Last fall, Bach made his first trip to Utah since 2002, taking the time to meet with young athletes at the Utah Olympic Oval and other venues as well to encourage state and local leaders to “think big” as they prepare to welcome the world again.
What Bach says the IOC’s next leader needs to do
Speaking to reporters after Monday’s IOC Executive Board meeting, Bach had this advice for his successor: “Keep the unity of the Olympic movement. Unity does not mean that everybody must have the same opinion but unity means that all are committed to the same values.”

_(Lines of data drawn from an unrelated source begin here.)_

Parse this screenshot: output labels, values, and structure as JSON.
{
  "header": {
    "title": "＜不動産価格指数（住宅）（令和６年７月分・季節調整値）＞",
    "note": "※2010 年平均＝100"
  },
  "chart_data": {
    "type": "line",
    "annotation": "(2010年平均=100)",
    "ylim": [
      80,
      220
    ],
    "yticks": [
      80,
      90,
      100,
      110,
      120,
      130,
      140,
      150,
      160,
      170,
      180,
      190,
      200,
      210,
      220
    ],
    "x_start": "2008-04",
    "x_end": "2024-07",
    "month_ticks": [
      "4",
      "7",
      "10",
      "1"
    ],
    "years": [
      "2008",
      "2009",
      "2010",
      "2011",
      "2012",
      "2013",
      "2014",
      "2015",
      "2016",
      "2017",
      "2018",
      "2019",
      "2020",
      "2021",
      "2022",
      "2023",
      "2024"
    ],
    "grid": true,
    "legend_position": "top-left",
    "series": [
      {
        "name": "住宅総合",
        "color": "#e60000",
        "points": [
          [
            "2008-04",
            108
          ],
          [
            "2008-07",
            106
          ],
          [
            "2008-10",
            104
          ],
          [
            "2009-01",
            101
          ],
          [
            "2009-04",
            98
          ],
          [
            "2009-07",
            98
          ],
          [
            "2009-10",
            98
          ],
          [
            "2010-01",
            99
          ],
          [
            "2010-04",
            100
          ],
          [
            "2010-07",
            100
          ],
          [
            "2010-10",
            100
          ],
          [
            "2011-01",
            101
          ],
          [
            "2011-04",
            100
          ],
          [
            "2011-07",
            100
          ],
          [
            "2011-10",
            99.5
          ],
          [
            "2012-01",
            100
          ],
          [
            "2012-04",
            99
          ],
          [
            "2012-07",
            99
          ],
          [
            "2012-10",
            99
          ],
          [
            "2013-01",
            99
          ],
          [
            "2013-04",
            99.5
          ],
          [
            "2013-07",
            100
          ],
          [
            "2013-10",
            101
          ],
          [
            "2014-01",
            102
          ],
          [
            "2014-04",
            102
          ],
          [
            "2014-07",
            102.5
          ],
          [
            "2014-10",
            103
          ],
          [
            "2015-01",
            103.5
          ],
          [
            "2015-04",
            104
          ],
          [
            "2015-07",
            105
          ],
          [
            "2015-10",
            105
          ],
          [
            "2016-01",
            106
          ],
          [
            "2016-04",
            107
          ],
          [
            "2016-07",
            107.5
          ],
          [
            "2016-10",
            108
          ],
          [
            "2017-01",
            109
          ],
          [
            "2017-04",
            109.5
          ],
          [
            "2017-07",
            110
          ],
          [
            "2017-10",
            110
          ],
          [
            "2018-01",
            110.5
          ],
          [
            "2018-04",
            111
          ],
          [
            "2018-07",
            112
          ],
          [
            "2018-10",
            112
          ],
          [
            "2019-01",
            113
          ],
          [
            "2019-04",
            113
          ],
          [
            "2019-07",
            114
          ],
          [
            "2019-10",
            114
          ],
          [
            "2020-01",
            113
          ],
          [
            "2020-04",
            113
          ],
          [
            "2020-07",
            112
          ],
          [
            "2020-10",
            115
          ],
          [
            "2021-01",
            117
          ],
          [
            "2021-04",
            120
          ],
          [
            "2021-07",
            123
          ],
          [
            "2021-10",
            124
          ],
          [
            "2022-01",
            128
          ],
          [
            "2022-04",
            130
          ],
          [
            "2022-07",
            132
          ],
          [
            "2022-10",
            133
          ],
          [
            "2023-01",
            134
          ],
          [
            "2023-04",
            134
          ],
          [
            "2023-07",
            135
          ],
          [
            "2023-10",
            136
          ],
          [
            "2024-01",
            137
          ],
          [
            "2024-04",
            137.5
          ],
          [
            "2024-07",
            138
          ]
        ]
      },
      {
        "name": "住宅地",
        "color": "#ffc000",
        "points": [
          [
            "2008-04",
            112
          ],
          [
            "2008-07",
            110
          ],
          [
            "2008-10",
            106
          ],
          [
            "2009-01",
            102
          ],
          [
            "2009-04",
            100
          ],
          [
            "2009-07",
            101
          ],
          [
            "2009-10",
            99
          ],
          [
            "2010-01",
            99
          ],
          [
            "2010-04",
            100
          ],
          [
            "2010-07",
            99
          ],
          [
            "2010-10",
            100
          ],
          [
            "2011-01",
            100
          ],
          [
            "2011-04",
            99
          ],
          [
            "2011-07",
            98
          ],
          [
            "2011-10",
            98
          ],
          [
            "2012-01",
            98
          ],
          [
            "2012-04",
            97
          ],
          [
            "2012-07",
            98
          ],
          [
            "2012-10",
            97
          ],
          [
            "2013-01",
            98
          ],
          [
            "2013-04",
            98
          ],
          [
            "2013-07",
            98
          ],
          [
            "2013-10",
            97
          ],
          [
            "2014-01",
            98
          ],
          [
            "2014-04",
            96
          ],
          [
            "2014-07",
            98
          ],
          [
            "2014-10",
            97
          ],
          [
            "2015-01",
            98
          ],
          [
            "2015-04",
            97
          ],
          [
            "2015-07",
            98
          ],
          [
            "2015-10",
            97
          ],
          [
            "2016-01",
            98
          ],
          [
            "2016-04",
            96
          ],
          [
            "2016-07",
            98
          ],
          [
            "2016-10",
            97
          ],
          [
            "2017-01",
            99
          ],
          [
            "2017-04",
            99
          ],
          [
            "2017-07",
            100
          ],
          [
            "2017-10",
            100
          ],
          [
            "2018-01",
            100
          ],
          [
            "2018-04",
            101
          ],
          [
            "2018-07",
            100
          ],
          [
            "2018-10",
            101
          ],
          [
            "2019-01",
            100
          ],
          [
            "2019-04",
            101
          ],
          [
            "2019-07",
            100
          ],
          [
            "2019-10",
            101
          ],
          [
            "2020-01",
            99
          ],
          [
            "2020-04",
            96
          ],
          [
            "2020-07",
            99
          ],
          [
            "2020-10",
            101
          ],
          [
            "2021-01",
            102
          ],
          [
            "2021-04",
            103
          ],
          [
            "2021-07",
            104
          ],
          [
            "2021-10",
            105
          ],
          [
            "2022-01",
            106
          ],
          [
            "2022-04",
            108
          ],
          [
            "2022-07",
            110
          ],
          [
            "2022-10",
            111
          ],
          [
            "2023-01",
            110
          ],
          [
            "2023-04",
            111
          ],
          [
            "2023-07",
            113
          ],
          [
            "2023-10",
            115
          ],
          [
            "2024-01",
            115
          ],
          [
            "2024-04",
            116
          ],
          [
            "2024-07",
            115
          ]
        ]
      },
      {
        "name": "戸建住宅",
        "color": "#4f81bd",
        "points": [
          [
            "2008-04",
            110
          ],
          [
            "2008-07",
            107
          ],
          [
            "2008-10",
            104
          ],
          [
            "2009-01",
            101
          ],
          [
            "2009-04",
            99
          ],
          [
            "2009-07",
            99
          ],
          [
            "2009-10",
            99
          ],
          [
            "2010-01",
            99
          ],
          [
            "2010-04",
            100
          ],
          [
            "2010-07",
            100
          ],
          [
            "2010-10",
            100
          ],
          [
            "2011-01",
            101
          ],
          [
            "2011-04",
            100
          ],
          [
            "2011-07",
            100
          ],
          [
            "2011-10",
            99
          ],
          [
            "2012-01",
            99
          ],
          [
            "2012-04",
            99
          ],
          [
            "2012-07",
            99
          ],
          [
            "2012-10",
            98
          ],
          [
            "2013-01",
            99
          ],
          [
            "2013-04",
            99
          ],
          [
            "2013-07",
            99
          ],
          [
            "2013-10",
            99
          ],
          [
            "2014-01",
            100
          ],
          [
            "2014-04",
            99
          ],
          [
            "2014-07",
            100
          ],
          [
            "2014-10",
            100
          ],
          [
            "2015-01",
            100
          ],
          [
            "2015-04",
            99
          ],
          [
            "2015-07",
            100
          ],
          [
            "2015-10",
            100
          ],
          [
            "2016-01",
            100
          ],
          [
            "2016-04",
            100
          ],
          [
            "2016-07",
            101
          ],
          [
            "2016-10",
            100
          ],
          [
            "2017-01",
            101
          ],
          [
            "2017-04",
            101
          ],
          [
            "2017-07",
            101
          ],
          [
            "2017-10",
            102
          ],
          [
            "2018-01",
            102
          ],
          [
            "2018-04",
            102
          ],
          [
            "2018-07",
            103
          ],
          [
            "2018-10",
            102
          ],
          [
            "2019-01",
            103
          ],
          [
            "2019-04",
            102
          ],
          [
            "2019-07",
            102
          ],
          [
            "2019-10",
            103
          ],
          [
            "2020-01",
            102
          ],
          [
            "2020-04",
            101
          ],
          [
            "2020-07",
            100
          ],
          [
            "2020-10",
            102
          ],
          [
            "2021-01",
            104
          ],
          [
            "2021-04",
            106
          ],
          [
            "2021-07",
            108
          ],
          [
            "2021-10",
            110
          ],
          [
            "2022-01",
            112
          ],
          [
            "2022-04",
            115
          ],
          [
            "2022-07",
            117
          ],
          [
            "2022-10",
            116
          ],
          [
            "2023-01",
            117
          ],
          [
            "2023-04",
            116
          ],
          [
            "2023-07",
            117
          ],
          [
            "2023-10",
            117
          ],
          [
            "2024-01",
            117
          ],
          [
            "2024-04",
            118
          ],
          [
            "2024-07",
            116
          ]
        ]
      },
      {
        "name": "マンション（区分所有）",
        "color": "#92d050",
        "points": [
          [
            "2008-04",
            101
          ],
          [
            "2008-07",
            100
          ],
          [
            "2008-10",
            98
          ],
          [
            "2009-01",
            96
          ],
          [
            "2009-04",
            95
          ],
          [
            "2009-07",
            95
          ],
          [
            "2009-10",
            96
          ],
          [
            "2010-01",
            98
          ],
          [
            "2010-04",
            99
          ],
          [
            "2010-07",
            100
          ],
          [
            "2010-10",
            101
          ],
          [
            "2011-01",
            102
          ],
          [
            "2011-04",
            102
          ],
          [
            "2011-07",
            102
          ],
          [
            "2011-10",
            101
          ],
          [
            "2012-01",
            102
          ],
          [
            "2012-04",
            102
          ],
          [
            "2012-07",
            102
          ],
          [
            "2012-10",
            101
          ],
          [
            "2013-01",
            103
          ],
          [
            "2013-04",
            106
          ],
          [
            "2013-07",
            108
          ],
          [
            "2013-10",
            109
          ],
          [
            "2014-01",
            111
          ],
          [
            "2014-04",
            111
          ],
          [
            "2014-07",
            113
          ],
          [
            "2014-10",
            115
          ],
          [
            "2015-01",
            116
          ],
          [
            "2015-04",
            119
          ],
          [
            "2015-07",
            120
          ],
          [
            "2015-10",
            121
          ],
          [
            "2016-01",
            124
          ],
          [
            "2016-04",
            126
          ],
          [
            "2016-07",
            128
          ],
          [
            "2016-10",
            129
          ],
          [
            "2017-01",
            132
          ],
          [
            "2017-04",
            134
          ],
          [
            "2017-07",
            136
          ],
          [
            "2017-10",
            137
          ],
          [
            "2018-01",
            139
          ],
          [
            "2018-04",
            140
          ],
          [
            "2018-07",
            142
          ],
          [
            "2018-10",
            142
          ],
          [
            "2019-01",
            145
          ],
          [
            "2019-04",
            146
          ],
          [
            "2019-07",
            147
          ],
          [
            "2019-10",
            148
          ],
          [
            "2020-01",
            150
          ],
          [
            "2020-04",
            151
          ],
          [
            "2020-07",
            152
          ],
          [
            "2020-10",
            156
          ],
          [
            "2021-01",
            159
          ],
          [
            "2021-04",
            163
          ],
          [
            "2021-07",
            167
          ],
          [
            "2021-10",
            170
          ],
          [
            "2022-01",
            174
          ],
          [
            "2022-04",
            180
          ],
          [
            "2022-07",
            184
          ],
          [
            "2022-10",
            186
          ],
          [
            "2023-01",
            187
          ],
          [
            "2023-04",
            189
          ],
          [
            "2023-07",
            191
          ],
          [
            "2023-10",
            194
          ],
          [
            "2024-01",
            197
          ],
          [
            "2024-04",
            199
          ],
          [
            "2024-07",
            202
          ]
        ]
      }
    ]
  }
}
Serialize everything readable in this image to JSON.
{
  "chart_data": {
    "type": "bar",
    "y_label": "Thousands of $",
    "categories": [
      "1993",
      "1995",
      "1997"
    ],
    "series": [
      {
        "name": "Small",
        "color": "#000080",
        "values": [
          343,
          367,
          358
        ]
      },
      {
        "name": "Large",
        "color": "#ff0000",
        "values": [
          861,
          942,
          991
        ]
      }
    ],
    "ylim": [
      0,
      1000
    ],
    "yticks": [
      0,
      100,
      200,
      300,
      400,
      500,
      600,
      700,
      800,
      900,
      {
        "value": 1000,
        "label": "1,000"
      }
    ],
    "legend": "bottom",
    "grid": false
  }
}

To make that happen, Bach said the IOC must treat nations equally regardless of privilege while maintaining political neutrality. With “a new world order is in the making,” he warned some countries “may try to pull the Olympic movement on their side” given the IOC’s relevance.
Without naming any countries, Bach said if the IOC favors one over another, “the Olympic movement would be torn away. Then it would not be a global movement anymore. It would just be another instrument, another tool for politics to divide this world even more.”
Bach will leave the IOC in June, when the new president takes office, even though he could have remained as a member until turning 80.